Tribble has stacked this and dozens of other veneers in his rural McDowell County studio, which sits next to the home where the Florida native and his wife, Carol, have lived since the mid-’90s. Soon, he will use the makore on one of his handmade furniture pieces. But it’s not until the final coat of varnish is applied that the intrinsic beauty of the surface is fully revealed. “Just wait,” Tribble says, sliding the sheets onto a shelf. “As soon as the finish goes on, the whole thing will come alive.”

Like a master painter knows color theory, Tribble knows the intricacies of working with veneers. “Every one of these pieces is different,” he says. “The challenge is how you use it.” Guided by his computer-generated drawings, he cuts and arranges hundreds of pieces into patterns. Some are geometric abstracts with bold, black lines contrasted by blocks dyed brilliant red, green, and purple. Others are influenced by traditional Celtic and Appalachian designs: An inlaid endless knot curves around the edge of one small table; a cascading star in brown, red, and gold veneers bursts across the top of another.

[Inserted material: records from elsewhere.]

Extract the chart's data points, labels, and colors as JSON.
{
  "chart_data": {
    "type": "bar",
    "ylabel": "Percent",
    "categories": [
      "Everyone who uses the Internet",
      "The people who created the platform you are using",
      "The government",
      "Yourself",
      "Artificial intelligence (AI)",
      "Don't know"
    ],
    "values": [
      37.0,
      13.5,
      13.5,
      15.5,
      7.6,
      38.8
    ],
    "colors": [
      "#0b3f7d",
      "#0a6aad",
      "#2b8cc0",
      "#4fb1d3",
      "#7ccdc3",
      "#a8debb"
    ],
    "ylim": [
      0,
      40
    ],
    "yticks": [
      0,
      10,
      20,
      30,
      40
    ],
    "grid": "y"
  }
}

When he completes the design, he adheres it to a piece of his hand-built furniture, which could be a small side table, a dining room set, or an architectural door. Depending on its size and complexity, a piece can take months to finish, even for Tribble, who has spent the last 20 years teaching himself the craft and perfecting his technique.

And he still loves it when he finishes a piece, revealing the wood’s final color and character. “You never know what this stuff is going to look like when you’re building it,” he says. “And that’s part of the fun.”